AI-driven infrastructure for modern property management - ON-1172

Project type: Research
Desired discipline(s): Engineering - computer / electrical, Engineering, Computer science, Mathematical Sciences
Company: CMAI
Project Length: 6 months to 1 year
Preferred start date: 03/02/2026
Language requirement: English
Location(s): Toronto, ON, Canada
No. of positions: 2
Desired education level: Master'sPhDPostdoctoral fellow
Open to applicants registered at an institution outside of Canada: Yes

About the company: 

CMAI is an advanced Artificual Intelligence (AI) technology company focused on transforming property management operations through artificial intelligence driven operation management and workflow automation.  The firm not only unifies the entire end-to-end property managment workflows, but also leverages properties’ data, maintaince records and regulations to build a predictive serivce model to significantly drive property management efficiency, energy and reserouce saving, environment and social sustainbility, driving asset value growth.

Describe the project.: 

The property management industry—spanning commercial, rental, and residential sectors - is one of the most delayed sectors embraced advanced AI technology and digital transformation, making a significantly change of the business operation model and process.

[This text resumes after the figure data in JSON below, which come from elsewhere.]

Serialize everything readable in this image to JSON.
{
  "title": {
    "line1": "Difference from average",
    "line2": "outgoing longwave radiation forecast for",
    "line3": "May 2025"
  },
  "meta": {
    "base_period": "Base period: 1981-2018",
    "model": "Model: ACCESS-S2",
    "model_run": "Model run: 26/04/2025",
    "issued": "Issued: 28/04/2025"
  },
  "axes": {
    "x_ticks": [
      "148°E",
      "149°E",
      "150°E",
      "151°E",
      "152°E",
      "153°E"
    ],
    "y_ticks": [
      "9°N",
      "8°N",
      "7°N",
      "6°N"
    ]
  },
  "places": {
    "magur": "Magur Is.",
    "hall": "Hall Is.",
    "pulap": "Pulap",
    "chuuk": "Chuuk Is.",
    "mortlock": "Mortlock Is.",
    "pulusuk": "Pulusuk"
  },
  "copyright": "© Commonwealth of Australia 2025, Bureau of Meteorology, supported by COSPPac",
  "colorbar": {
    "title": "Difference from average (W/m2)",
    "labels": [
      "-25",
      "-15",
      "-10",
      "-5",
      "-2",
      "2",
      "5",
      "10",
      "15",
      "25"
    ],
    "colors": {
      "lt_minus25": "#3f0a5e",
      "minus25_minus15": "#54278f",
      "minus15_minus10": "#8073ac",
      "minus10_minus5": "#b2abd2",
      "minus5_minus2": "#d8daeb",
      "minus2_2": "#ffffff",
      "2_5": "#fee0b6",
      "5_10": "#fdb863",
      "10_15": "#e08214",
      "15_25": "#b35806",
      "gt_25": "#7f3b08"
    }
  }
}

While vast amounts of operational data are generated daily, most organizations lack the right data infrastructure and suitable AI-driven tools to exert data value effectively, boosting productivity and driving asset value growth. The primary goal of this research project is to bridge this gap by developing a proprietary, end-to-end data ecosystem designed to enhance operational efficiency and strategic decision-making.

This project aims to research and develop two interdependent technical deliverables. The first is a comprehensive data collection and governance framework. This involves establishing rigorous protocols for data collection, validation, and privacy compliance. By moving away from fragmented, third-party dependencies, the company aims to build and maintain a secure, high-quality "in-house" dataset. This sovereign data foundation is critical for ensuring compliance with modern privacy standards while acting as the scalable backbone for future application development.

The second deliverable is a fully functional predictive modeling engine. Utilizing this curated dataset, the project will develop and train advanced machine learning algorithms. These models will move beyond simple descriptive analytics (what happened) to predictive analytics (what will happen), offering capabilities such as forecasting maintenance needs, predicting property maintenance, and optimizing asset utilization.

Ultimately, the goal is not merely to create software, but to establish a validated methodology for integrating AI into property management. By successfully build a robust governance structure with high-level machine learning, this project will deliver a competitive advantage, transforming raw building data into actionable, high-value business intelligence.

Required expertise/skills: 

  • Core Programming: Proficiency in Python (pandas, NumPy, scikit-learn and etc) or R.
  • Machine Learning: Experience with predictive modeling, regression analysis, and time-series forecasting.
  • Data Engineering: Ability to clean, merge, and manage large, messy datasets. Experience with SQL and NoSQL databases, Vector database.
  • Asset: Knowledge of Canadian privacy standards (PIPEDA) or experience handling sensitive PII data.